Zatürrenin belirtilerine dikkat!
Öksürük
Balgam (bazen kanlı olabilir)
Ateş
Nefes darlığı
Halsizlik
Göğüs ağrısı
Bol sıvı tüketin!
Bazı kişilerin pnömoniye yakalanma olasılığı daha yüksektir. Bunlar;
65 yaş ve üzeri yetişkinler,
5 yaşından küçük çocuklar,
Devam eden astım, diyabet veya kalp hastalığı gibi rahatsızlığı olan kişiler
Sigara içenler risk altındadır.
Zatürrenin tedavisinde zatürreye neden olan mikrop belirlenir ve ona yönelik antibiyotik tedavisi uygulanır. Antibiyotik tedavisinin yanı sıra; ateş düşürücü, ağrı kesici, balgam söktürücü, bazen de öksürük azaltıcı ilaçlar verilmektedir.

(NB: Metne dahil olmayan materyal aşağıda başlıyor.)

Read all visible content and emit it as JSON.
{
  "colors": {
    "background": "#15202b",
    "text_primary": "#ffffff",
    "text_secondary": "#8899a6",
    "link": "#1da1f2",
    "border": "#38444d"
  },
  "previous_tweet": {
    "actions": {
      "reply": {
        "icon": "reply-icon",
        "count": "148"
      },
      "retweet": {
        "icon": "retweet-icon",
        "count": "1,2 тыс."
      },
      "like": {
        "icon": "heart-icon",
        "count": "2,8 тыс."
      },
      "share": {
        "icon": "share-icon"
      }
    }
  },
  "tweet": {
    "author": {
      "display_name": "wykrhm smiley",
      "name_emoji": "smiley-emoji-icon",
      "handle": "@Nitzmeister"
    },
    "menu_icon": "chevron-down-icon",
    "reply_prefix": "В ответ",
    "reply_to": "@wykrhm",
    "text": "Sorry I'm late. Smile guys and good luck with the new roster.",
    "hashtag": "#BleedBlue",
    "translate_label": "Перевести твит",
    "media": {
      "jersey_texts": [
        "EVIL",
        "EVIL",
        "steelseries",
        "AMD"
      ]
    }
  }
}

Hastaların bu süreçte bol sıvı alması önerilmektedir.
65 yaş üstü daha çok dikkat etmeli
Hastalar çok büyük bir oranda hastaneye yatış olmadan başarılı bir şekilde tedavi olabilmektedir. Fakat 65 yaş üstü, diyabet, böbrek yetmezliği, kalp ve solunum problemleri gibi kronik bir hastalığı olan veya başlanan 3 günlük tedaviye rağmen düzelme olmayan, şikayetleri artan hastaların hastaneye yatarak tedavi olması gerekebilir. Tedavi süresi genellikle 5-7 gündür. Ama bazen 4 haftaya kadar uzayan bir süreç de gerekebilir. Pnömoni gelişen gebelerde bazı tetkikler yapılamadığı ve hastaya her ilaç kullandırılamayacağı için tanı ve tedavide kısmen zorlanabilir.

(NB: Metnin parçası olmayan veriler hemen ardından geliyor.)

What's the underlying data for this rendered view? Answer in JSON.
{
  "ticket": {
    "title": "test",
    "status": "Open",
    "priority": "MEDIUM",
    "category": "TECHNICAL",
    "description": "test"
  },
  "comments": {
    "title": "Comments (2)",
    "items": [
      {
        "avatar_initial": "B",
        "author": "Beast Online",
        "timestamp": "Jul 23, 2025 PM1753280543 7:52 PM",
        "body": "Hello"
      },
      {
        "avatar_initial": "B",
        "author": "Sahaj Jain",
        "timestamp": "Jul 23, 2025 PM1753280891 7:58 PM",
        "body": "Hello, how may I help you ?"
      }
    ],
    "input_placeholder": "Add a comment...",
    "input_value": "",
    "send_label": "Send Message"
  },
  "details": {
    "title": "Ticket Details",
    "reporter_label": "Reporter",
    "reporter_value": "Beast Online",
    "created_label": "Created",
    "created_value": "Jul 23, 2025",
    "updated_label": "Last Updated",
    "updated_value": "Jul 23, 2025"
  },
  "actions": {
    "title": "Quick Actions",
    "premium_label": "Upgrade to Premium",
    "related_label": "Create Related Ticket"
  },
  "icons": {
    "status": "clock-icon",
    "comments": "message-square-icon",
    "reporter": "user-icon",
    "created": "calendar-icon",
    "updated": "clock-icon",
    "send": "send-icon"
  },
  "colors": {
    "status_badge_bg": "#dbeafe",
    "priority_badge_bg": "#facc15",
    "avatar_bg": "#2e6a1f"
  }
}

Korunmak için aşı yaptırın
Pnömoni mikroplar tarafından oluştuğu için bu mikroplara mümkün olduğu kadar maruz kalınmaması önemlidir. Bunun için kapalı ve kalabalık mekanlardan uzak durulmalı, kullanılan klimaların bakımları yapılmalı, dengeli beslenilmeli ve mevsime uygun giysiler giyilmelidir. Yaşlıların, çocukların ve kronik hastalıkları olan kişilerin grip, Covid ve pnömokok aşılarını yaptırmaları çok önemlidir.